Lean How to Cook Fish
Salmon, tuna, and other oily fish are rich in omega-3 fatty acids, which is important for all-around brain and heart health. Omega-3 fatty acids contain DHA and EPA, which are highly concentrated in the brain and are crucial for optimal brain function, according to the Academy of Nutrition and Dietetics. These fatty acids are so important to consume because our neurons use them to build brain cell walls and maintain good brain health. In fact, people whith low blood levels of omega-3s had lower brain volumns than people with higher levels, suggesting their brains were aging more rapidly. One study at Tufts University found that people who ate oily fish three times a week reduced their risk of Alzheimer’s disease by nearly 40 percent.
Run for a Reason
Add purpose to your run. It’ll make the workout more fun and a lot harder to blow off. Run to get to somewhere you need to go. Run through a new part of town. Run longer than you ever have before. Run because it’s a beautiful day. Run because it’s cold and pouring outside and you enjoy the look of respect people give you.
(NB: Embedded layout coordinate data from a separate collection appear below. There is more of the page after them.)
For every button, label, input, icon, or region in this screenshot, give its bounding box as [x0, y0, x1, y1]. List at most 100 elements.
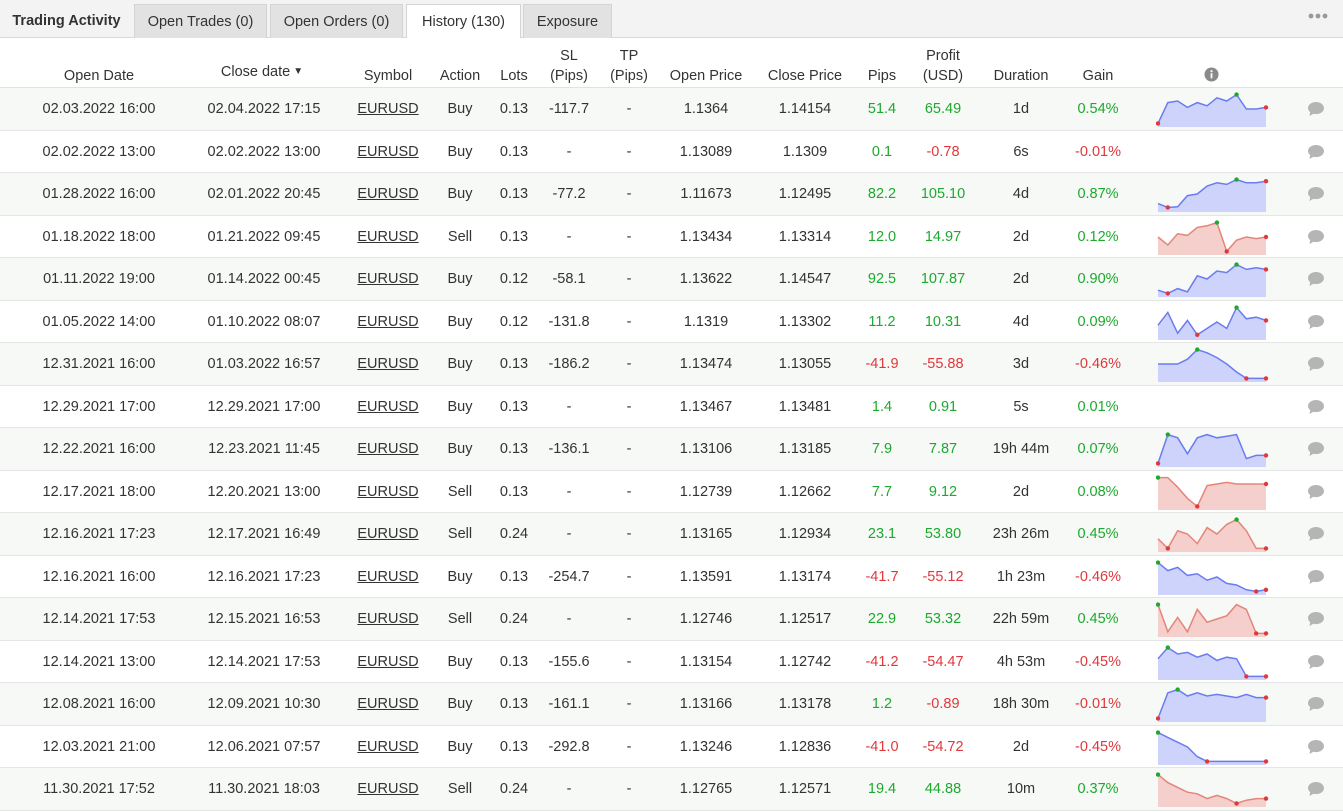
open-price-cell: 1.13154 — [679, 653, 733, 670]
sparkline-area — [1158, 434, 1266, 467]
table-row[interactable]: 12.17.2021 18:00 12.20.2021 13:00 EURUSD Se… — [0, 471, 1343, 513]
profit-cell: -55.88 — [922, 356, 964, 372]
tp-cell: - — [626, 186, 632, 202]
symbol-link[interactable]: EURUSD — [357, 556, 418, 598]
table-row[interactable]: 12.29.2021 17:00 12.29.2021 17:00 EURUSD Bu… — [0, 386, 1343, 428]
tp-cell: - — [626, 228, 632, 245]
tp-cell: - — [626, 356, 632, 372]
tab-trading-activity[interactable]: Trading Activity — [0, 4, 133, 38]
sl-cell: -254.7 — [548, 568, 590, 585]
comment-icon[interactable] — [1307, 399, 1325, 415]
symbol-link[interactable]: EURUSD — [357, 216, 418, 258]
pips-cell: 11.2 — [868, 313, 896, 330]
comment-icon[interactable] — [1307, 739, 1325, 755]
sparkline-min-marker — [1195, 332, 1200, 337]
col-tp[interactable]: TP (Pips) — [610, 44, 648, 86]
gain-cell: 0.45% — [1077, 611, 1119, 627]
table-row[interactable]: 12.14.2021 17:53 12.15.2021 16:53 EURUSD Se… — [0, 598, 1343, 641]
tab-exposure[interactable]: Exposure — [523, 4, 612, 38]
info-icon[interactable] — [1204, 67, 1219, 82]
sl-cell: -117.7 — [548, 101, 590, 117]
open-date-cell: 11.30.2021 17:52 — [43, 781, 155, 797]
symbol-link[interactable]: EURUSD — [357, 258, 418, 300]
gain-cell: -0.46% — [1075, 356, 1121, 372]
col-sl[interactable]: SL (Pips) — [550, 44, 588, 86]
symbol-link[interactable]: EURUSD — [357, 471, 418, 513]
comment-icon[interactable] — [1307, 484, 1325, 500]
close-price-cell: 1.12571 — [778, 781, 832, 797]
comment-icon[interactable] — [1307, 781, 1325, 797]
symbol-link[interactable]: EURUSD — [357, 301, 418, 343]
table-row[interactable]: 01.05.2022 14:00 01.10.2022 08:07 EURUSD Bu… — [0, 301, 1343, 343]
symbol-link[interactable]: EURUSD — [357, 428, 418, 470]
action-cell: Sell — [447, 611, 473, 627]
table-row[interactable]: 02.02.2022 13:00 02.02.2022 13:00 EURUSD Bu… — [0, 131, 1343, 173]
sparkline-max-marker — [1165, 432, 1171, 437]
table-row[interactable]: 11.30.2021 17:52 11.30.2021 18:03 EURUSD Se… — [0, 768, 1343, 811]
table-row[interactable]: 12.08.2021 16:00 12.09.2021 10:30 EURUSD Bu… — [0, 683, 1343, 726]
symbol-link[interactable]: EURUSD — [357, 88, 418, 130]
tab-history[interactable]: History (130) — [406, 4, 521, 39]
table-row[interactable]: 01.28.2022 16:00 02.01.2022 20:45 EURUSD Bu… — [0, 173, 1343, 216]
symbol-link[interactable]: EURUSD — [357, 641, 418, 683]
comment-icon[interactable] — [1307, 186, 1325, 202]
comment-icon[interactable] — [1307, 696, 1325, 712]
action-cell: Buy — [447, 696, 473, 712]
comment-icon[interactable] — [1307, 271, 1325, 287]
col-profit[interactable]: Profit (USD) — [923, 44, 963, 86]
comment-icon[interactable] — [1307, 356, 1325, 372]
table-row[interactable]: 12.31.2021 16:00 01.03.2022 16:57 EURUSD Bu… — [0, 343, 1343, 386]
symbol-link[interactable]: EURUSD — [357, 386, 418, 428]
table-row[interactable]: 12.22.2021 16:00 12.23.2021 11:45 EURUSD Bu… — [0, 428, 1343, 471]
comment-icon[interactable] — [1307, 229, 1325, 245]
col-symbol[interactable]: Symbol — [364, 44, 412, 86]
open-price-cell: 1.12746 — [679, 611, 733, 627]
col-open-price[interactable]: Open Price — [670, 44, 743, 86]
comment-icon[interactable] — [1307, 654, 1325, 670]
duration-cell: 3d — [1012, 356, 1030, 372]
comment-icon[interactable] — [1307, 314, 1325, 330]
close-date-cell: 12.20.2021 13:00 — [207, 483, 321, 500]
table-row[interactable]: 02.03.2022 16:00 02.04.2022 17:15 EURUSD Bu… — [0, 88, 1343, 131]
symbol-link[interactable]: EURUSD — [357, 343, 418, 385]
table-row[interactable]: 12.03.2021 21:00 12.06.2021 07:57 EURUSD Bu… — [0, 726, 1343, 768]
symbol-link[interactable]: EURUSD — [357, 683, 418, 725]
symbol-link[interactable]: EURUSD — [357, 513, 418, 555]
col-pips[interactable]: Pips — [868, 44, 896, 86]
table-row[interactable]: 12.16.2021 16:00 12.16.2021 17:23 EURUSD Bu… — [0, 556, 1343, 598]
col-action[interactable]: Action — [440, 44, 480, 86]
duration-cell: 6s — [1013, 143, 1029, 160]
sl-cell: -58.1 — [552, 271, 586, 287]
open-price-cell: 1.13591 — [679, 568, 733, 585]
comment-icon[interactable] — [1307, 526, 1325, 542]
comment-icon[interactable] — [1307, 611, 1325, 627]
col-duration[interactable]: Duration — [994, 44, 1049, 86]
symbol-link[interactable]: EURUSD — [357, 598, 418, 640]
close-date-cell: 02.02.2022 13:00 — [207, 143, 321, 160]
symbol-link[interactable]: EURUSD — [357, 173, 418, 215]
col-close-date[interactable]: Close date ▼ — [221, 44, 303, 86]
action-cell: Sell — [447, 526, 473, 542]
tab-open-orders[interactable]: Open Orders (0) — [270, 4, 403, 38]
sparkline-last-marker — [1263, 105, 1269, 110]
table-row[interactable]: 12.16.2021 17:23 12.17.2021 16:49 EURUSD Se… — [0, 513, 1343, 556]
tp-cell: - — [626, 526, 632, 542]
col-close-price[interactable]: Close Price — [768, 44, 842, 86]
table-row[interactable]: 01.18.2022 18:00 01.21.2022 09:45 EURUSD Se… — [0, 216, 1343, 258]
comment-icon[interactable] — [1307, 441, 1325, 457]
tab-open-trades[interactable]: Open Trades (0) — [134, 4, 267, 38]
more-options-icon[interactable] — [1307, 8, 1329, 24]
col-gain[interactable]: Gain — [1083, 44, 1114, 86]
symbol-link[interactable]: EURUSD — [357, 726, 418, 768]
comment-icon[interactable] — [1307, 569, 1325, 585]
table-row[interactable]: 01.11.2022 19:00 01.14.2022 00:45 EURUSD Bu… — [0, 258, 1343, 301]
table-row[interactable]: 12.14.2021 13:00 12.14.2021 17:53 EURUSD Bu… — [0, 641, 1343, 683]
pips-cell: 0.1 — [871, 143, 893, 160]
col-open-date[interactable]: Open Date — [64, 44, 134, 86]
col-lots[interactable]: Lots — [500, 44, 527, 86]
comment-icon[interactable] — [1307, 144, 1325, 160]
symbol-link[interactable]: EURUSD — [357, 131, 418, 173]
comment-icon[interactable] — [1307, 101, 1325, 117]
symbol-link[interactable]: EURUSD — [357, 768, 418, 810]
pips-cell: 22.9 — [867, 611, 897, 627]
Run with a friend. Ditch your headphones and run as silently as posible, listening to the world around. Run because of the satisfaction and awesome physical exhaustion you feel after a run.
If you find yourself ruminating on your problems, you’re just wasting time. Smack yourself out of that bad habit. When it comes to good habits, this simple one may have the most profound effect: Before bed every night, write down three things you are grateful for. It’ll force you to shift your focus away from the things you want and toward the things you have. Practice being grateful and it will become something you do naturally every day. Need an idea for something to be grateful for? How about adversity? Adversity makes you stronger. Overcoming it is one of the surest paths to happiness.
(Adapted from THE SPARTAN WAY, by Joe De Sena, with Jeff Csatari.)